• 1026
    lirik reis.

    --- alıntı ---
    dünya futbol tarihinde ender görülen bir ikili izlenecek.
    --- alıntı ---

    hemen konuya teatral/sinematografik bir boyut getirmiş.
    öyle bir ikili ki adeta bir kavuklu ile pişekar, gene adeta bir laurel-hardy, ne bileyim sanki bir harold and maude (bak bu film senin için uğur bey kardeşim)

    bazı takımlar daha antrenörü belirlememişken, dalga konusu gündemi erkenden belirlemiş.

    geçen yıl “2000 yılda gelen bir jesus” idi , bu yıl gün hesaplı “ enteresan ikili”.

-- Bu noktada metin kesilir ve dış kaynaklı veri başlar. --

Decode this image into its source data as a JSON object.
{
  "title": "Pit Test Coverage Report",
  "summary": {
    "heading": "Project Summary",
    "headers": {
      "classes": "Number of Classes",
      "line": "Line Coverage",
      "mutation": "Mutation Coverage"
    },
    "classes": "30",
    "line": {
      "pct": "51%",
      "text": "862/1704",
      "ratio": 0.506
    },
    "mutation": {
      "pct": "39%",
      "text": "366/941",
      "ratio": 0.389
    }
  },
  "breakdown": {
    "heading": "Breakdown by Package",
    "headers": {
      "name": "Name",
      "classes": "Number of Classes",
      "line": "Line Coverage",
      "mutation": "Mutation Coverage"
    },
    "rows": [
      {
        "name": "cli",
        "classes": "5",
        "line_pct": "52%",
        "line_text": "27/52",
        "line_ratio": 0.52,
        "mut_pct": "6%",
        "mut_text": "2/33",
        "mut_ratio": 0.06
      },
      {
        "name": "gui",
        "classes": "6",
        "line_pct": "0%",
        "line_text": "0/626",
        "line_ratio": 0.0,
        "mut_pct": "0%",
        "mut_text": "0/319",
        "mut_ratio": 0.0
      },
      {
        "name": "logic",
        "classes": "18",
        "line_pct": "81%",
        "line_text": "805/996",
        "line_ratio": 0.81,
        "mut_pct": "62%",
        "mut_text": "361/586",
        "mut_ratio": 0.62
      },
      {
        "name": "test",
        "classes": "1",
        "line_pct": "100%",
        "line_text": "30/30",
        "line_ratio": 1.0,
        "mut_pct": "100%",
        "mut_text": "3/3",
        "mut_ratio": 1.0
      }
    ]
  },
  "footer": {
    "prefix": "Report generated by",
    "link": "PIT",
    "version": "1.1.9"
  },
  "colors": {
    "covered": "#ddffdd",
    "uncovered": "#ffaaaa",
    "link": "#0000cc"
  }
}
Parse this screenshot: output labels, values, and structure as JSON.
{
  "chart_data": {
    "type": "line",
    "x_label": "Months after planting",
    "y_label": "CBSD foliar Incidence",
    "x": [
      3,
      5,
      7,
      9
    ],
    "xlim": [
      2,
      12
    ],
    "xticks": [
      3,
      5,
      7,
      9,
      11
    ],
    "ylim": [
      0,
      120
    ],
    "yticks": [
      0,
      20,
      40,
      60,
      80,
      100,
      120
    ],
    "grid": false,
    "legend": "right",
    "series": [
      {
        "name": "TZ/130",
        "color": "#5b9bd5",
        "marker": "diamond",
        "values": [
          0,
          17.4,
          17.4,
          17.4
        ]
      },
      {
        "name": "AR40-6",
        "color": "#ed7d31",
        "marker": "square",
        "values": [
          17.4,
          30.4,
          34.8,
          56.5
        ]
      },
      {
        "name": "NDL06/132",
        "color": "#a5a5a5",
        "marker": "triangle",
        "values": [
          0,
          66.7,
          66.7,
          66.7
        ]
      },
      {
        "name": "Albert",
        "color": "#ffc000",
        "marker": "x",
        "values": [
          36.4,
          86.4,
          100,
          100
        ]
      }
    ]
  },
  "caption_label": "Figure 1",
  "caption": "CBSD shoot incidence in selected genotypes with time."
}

    sen çok yaşa lirik reis..
  • 1027
    sayın uğur meleke, sözlüğümüzde hakkında yazılan içeriklerden dolayı tarafımıza bir metin göndermiş olup cevap hakkı kapsamında söz konusu metin aşağıda paylaşılmıştır.

    --- alıntı ---

    değerli arkadaşlar,

    aslında böyle bir açıklamayı çok daha erken yapmalıydım, farkındayım. ama sosyal medyaya ben bayağı uzağım, bir-iki manipülasyonun/tevatürün bu denli büyüyebileceğini öngöremedim. ya da belki ihmalkâr davrandım. nihayet bugün galatasaray sözlük’ü takip eden (ve sanırım yazar da olan), sizin de çok sevdiğiniz bir arkadaşımın uyarısıyla böyle bir açıklama yapmam gerektiğini anladım.

    gazete dün benden bir dzeko görüşü istedi. yazdım, yolladım. dzeko 37 yaşında, hatta sezon içinde 38 olacak. arda ile partner olurlarsa yaşı onun iki katından büyük. yaş farkı açısından dünya futbol tarihinde ender görülecek türden bir ikili olduğunu belirttim. biri 6688, diğeri 13612 günlük. yazıda fenerbahçe’nin geçen seneki 5 santrforunun da 30+ yaşta olduğuna vs de değindim.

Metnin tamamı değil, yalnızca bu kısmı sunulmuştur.